Let's face it, iCloud just one of many.

Needless to say, we are putting ourselves at some degree of risk as soon as we put anything of a personal nature in a public-facing environment like iCloud, but the other issue it alarmingly raises is the operational security of the individual and the organization. As it is inevitable that at some point our computers will be hacked, it is imperative to understand how to protect our computers from weaknesses and vulnerabilities and prevent hackers.

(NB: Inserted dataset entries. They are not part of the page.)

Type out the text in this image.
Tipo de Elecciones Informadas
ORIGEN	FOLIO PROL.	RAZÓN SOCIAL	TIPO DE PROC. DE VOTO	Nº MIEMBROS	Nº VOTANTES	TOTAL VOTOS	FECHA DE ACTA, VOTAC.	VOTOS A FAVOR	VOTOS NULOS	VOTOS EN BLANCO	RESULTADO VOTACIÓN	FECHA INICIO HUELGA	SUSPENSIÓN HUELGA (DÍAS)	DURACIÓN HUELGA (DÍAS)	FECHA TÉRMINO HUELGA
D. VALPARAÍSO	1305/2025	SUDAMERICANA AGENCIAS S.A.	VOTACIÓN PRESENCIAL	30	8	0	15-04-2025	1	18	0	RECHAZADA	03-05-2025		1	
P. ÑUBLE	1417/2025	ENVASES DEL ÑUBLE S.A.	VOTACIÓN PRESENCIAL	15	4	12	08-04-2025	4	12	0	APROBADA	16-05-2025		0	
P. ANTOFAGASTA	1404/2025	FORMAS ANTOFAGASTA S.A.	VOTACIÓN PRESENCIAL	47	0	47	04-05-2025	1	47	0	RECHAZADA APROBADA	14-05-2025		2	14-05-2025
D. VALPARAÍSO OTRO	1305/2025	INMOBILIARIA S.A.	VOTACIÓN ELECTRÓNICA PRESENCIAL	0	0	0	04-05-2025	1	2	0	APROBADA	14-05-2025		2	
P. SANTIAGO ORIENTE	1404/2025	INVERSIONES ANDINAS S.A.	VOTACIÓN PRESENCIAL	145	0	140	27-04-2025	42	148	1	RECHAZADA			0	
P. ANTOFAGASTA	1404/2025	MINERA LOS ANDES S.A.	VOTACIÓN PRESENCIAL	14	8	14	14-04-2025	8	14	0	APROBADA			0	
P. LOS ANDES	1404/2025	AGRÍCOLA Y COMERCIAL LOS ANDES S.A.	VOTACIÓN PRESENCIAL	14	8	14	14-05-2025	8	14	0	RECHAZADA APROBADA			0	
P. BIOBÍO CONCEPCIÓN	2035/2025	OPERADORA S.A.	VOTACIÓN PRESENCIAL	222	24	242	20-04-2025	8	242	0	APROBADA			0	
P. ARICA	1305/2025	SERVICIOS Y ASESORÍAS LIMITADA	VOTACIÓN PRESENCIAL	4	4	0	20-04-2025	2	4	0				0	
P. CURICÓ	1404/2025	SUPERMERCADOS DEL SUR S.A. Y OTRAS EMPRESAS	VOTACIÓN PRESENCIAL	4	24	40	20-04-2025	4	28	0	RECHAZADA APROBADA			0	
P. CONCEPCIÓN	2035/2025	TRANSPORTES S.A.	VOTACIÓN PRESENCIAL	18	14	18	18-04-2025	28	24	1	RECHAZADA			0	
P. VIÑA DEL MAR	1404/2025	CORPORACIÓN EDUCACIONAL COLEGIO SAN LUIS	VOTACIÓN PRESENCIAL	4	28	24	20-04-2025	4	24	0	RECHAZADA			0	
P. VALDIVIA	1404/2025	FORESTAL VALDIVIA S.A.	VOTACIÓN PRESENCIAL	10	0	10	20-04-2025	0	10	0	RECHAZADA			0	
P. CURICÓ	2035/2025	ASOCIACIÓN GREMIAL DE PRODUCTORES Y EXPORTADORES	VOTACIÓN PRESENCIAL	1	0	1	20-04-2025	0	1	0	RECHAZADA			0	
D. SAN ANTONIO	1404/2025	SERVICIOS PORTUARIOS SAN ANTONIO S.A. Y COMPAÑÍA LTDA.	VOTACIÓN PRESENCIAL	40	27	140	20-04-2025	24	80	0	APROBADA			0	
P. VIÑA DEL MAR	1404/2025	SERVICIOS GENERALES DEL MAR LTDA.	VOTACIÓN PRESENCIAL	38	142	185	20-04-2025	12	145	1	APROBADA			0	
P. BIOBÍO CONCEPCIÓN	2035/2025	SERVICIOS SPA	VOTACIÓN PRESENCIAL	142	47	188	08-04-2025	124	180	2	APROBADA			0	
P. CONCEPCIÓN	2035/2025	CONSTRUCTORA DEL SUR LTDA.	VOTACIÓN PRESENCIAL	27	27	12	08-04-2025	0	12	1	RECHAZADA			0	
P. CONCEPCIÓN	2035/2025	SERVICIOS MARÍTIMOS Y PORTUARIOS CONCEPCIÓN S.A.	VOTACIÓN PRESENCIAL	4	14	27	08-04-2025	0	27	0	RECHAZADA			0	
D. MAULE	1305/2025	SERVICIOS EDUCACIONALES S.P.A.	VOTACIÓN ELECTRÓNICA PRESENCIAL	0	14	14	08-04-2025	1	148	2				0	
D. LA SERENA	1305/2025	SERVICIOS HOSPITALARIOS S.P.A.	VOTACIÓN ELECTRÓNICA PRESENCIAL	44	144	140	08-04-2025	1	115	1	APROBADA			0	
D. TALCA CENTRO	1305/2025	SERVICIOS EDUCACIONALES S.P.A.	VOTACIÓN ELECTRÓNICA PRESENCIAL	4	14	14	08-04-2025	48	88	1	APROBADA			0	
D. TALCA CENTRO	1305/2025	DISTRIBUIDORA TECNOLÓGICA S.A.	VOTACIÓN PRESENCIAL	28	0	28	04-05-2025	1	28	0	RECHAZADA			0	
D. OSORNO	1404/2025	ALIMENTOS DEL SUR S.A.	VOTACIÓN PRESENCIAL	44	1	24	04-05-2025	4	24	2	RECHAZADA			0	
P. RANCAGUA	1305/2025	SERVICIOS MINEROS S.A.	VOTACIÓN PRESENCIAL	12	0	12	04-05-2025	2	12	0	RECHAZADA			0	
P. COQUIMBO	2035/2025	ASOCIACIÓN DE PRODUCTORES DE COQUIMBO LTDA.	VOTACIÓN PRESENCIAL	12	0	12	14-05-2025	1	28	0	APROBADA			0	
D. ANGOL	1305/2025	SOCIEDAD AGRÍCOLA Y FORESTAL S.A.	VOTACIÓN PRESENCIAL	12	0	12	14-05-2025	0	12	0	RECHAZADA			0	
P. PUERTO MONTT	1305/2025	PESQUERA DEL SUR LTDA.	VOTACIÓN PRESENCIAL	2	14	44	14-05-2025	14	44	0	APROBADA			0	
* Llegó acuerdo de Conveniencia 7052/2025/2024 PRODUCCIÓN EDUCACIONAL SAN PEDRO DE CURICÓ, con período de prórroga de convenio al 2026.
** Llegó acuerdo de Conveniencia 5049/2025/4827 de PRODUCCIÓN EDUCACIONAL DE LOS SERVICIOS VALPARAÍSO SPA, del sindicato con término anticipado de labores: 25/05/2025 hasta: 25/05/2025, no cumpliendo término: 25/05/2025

  • Install anti-virus & anti-spyware software such as MacAfee or Norton and keep updated to prevent the likes of Trojan horses that a hacker uses to gain unauthorized access into your computer and send spam or other harmful programs
  • Install a rootkit remover/revealer that detects rootkits installed on the system such as AFX and Vanquish. It attempts to detect rootkits that have gained user-level access.
  • Keep obscure, absurd, random passwords that don't have anything to do with you, and change it often. Short passwords and dictionary words should be avoided. A random combination of letters, numbers, and/or characters will do the trick.
  • Make sure firewall settings are installed on the computer, such as Windows firewall which prevents hackers from gaining access through holes in the system.
  • Perform audits and check system logs to see who is attempting to access your computer.
  • Ensure your operating system is kept up to date by using Windows updates as this will detect recent security holes and stop hackers from exploiting these vulnerabilities.
  • Do not save passwords on devices that are accessible to others. And be absolutely sure you log out on such devices.
  • Take extreme care of the contents you save/store on your devices. No one is immune from the security flaws that come alongside internet-connected devices. You never know what flaws might be found later.